結局、宿題免除アイテムをゲットできた生徒は例年と同じくらいの数で終わったみたいです。けれど私たちのクラスにも該当者がいて、小躍りしながら『宿題免除』と書かれた紙をグレイブ先生に渡していました。例年の十倍のアイテムを用意したからいいですけども、もしも十倍じゃなかったら…。
「去年以上の大惨事だね」
該当者無し、と会長さんが繰り返したのは放課後のこと。私たちは「そるじゃぁ・ぶるぅ」のお部屋に来ています。テーブルの上にはチーズ風味のクリーミーなアイスケーキが。ブルーベリーのソースも絶品! テーブルの真ん中にはピンクの猫が置かれていて…。
「ああいうことになってたんならアイテムの店を出せばよかった。去年以上に儲かったよ、きっと」
猫を開けられないんだから、と会長さん。でも…アイテムは数を決めて売ってませんでしたか? 他の生徒に行き渡らないといけないからとか、そういう理由で…。そこをキース君に指摘された会長さんは。

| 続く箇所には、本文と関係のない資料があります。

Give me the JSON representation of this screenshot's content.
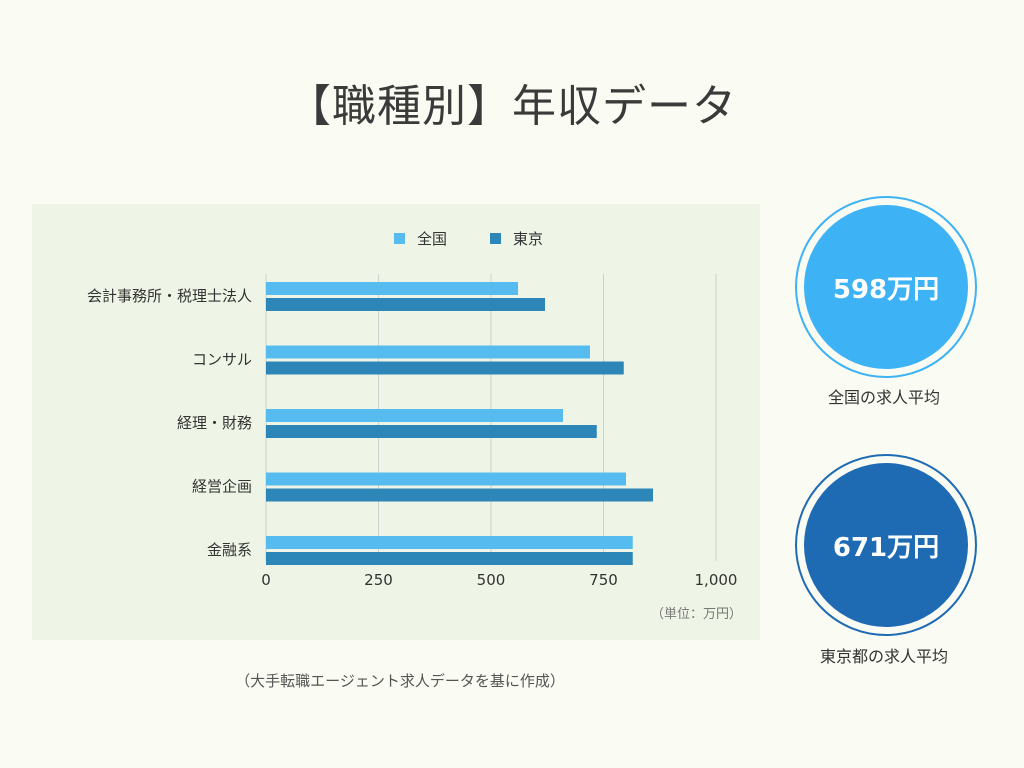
{
  "title": "【職種別】年収データ",
  "colors": {
    "zenkoku": "#56bbee",
    "tokyo": "#2c87b8",
    "circle_zenkoku": "#3db2f5",
    "circle_tokyo": "#1e6bb4",
    "panel_bg": "#eef5e6"
  },
  "chart_data": {
    "type": "bar",
    "orientation": "horizontal",
    "categories": [
      "会計事務所・税理士法人",
      "コンサル",
      "経理・財務",
      "経営企画",
      "金融系"
    ],
    "series": [
      {
        "name": "全国",
        "values": [
          560,
          720,
          660,
          800,
          815
        ]
      },
      {
        "name": "東京",
        "values": [
          620,
          795,
          735,
          860,
          815
        ]
      }
    ],
    "xlim": [
      0,
      1000
    ],
    "ticks": [
      "0",
      "250",
      "500",
      "750",
      "1,000"
    ],
    "tick_values": [
      0,
      250,
      500,
      750,
      1000
    ],
    "grid": true,
    "legend_position": "top",
    "unit_note": "（単位：万円）"
  },
  "stats": [
    {
      "value": "598万円",
      "caption": "全国の求人平均"
    },
    {
      "value": "671万円",
      "caption": "東京都の求人平均"
    }
  ],
  "source": "（大手転職エージェント求人データを基に作成）"
}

「そりゃあ、最初は限定品で売り出すさ。ぼくだってまさか事故とは思わないしね。…そして事故だと分かった時点で追加でドカンと売り出すわけ。普通は後になるほど値が下がるけど、出ないとなれば話は別だ。前売りの方が安いというのは世間一般の常識だろう?」
そう来たか、と私たちは頭を抱えました。長老の先生方にサイオンがどうのと厳しいことを言っていた人と同一人物とは思えません。最初から会長さんが出店してれば、先生方は緊急回線で連絡しなくても思念波かメールで伝えるだけで丸く収めてもらえたのでは…? 私たちがそう尋ねると。

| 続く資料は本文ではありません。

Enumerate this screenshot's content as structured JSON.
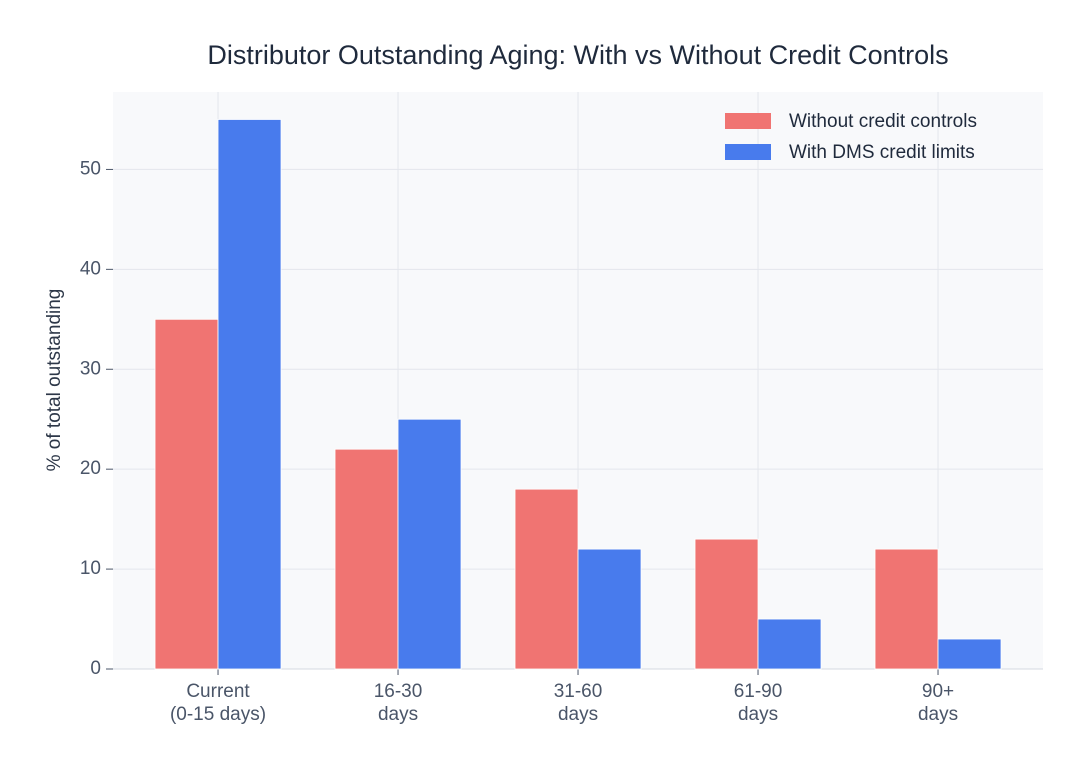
{
  "chart_data": {
    "type": "bar",
    "title": "Distributor Outstanding Aging: With vs Without Credit Controls",
    "y_label": "% of total outstanding",
    "categories": [
      "Current\n(0-15 days)",
      "16-30\ndays",
      "31-60\ndays",
      "61-90\ndays",
      "90+\ndays"
    ],
    "series": [
      {
        "name": "Without credit controls",
        "color": "#f07472",
        "values": [
          35,
          22,
          18,
          13,
          12
        ]
      },
      {
        "name": "With DMS credit limits",
        "color": "#487bed",
        "values": [
          55,
          25,
          12,
          5,
          3
        ]
      }
    ],
    "ylim": [
      0,
      57.75
    ],
    "yticks": [
      0,
      10,
      20,
      30,
      40,
      50
    ],
    "grid": true,
    "legend": "upper right"
  }
}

「まあね。その場は上手く切り抜けてあげるさ、アイテムを追加で売り出すんなら儲けの方も大きいし。…だけど、事故は許してあげないよ? それなりの形で厳重注意だ。サイオンはまだ公には出来ないんだから」
そのためにぶるぅがいるんだよ、と会長さんはウインクしました。
「見ての通りの小さな子供でシャングリラ学園のマスコット。座敷童子みたいなものだと思われてるから、不思議な力を持っていたって誰も追究しないしね。サイオンを普通の人たち相手に使っていいのはぶるぅだけさ。…なのにゼルは今回、使ってしまった。だから事故だと報告されたし、緊急回線が使われたわけ」
アイテムを手に入れられる生徒がいなくなるからというだけではない、と会長さんはピンクの猫を手に取って。
「ぼくもウッカリしていたかもね。ぶるぅが欲しいと言い出した時にきちんとチェックをするべきだった。そしたらゼルのサイオンに気付いて、先回りして解除出来たんだろうに…。ぶるぅ、これを最初に開けていた時、蓋が固いと思わなかった?」
「ううん、ジャムの瓶とか、最初は全部固いものでしょ? だからそういうものなんだなぁ、って」
ちっとも不思議じゃなかったよ、とニコニコ笑顔の「そるじゃぁ・ぶるぅ」は何も分かっていませんでした。ゼル先生がやらかしたことの重大性も、それが事故だと言われる理由も。…でも、だからこその「そるじゃぁ・ぶるぅ」。サイオンという秘密の力を自由に使えて愛されて…。
「ねえねえ、明日から夏休みでしょ?」
何処か行こうよ、と「そるじゃぁ・ぶるぅ」は大はしゃぎ。会長さんが「ぶるぅには敵わないね」と微笑んで。
「今夜はゼルを締め上げようかと思ってたけど、ハーレイたちに任せておこう。ソルジャーなんて堅苦しいのは御免蒙る。…それじゃ一学期も終わったことだし、カラオケにでも出掛けようか。ゼルの責任追及で手いっぱいだから多分パトロールは無いと思うよ」
オールでも絶対大丈夫、と断言されて私たちは大歓声。早速家にメールを入れて、会長さんの家に泊まると大嘘をついて…。会長さんと「そるじゃぁ・ぶるぅ」、大学生のキース君の三人以外は初めてのオール、朝まで歌って歌いまくって夏休み初日の日の出をみんなでキッチリ見届けますよ~!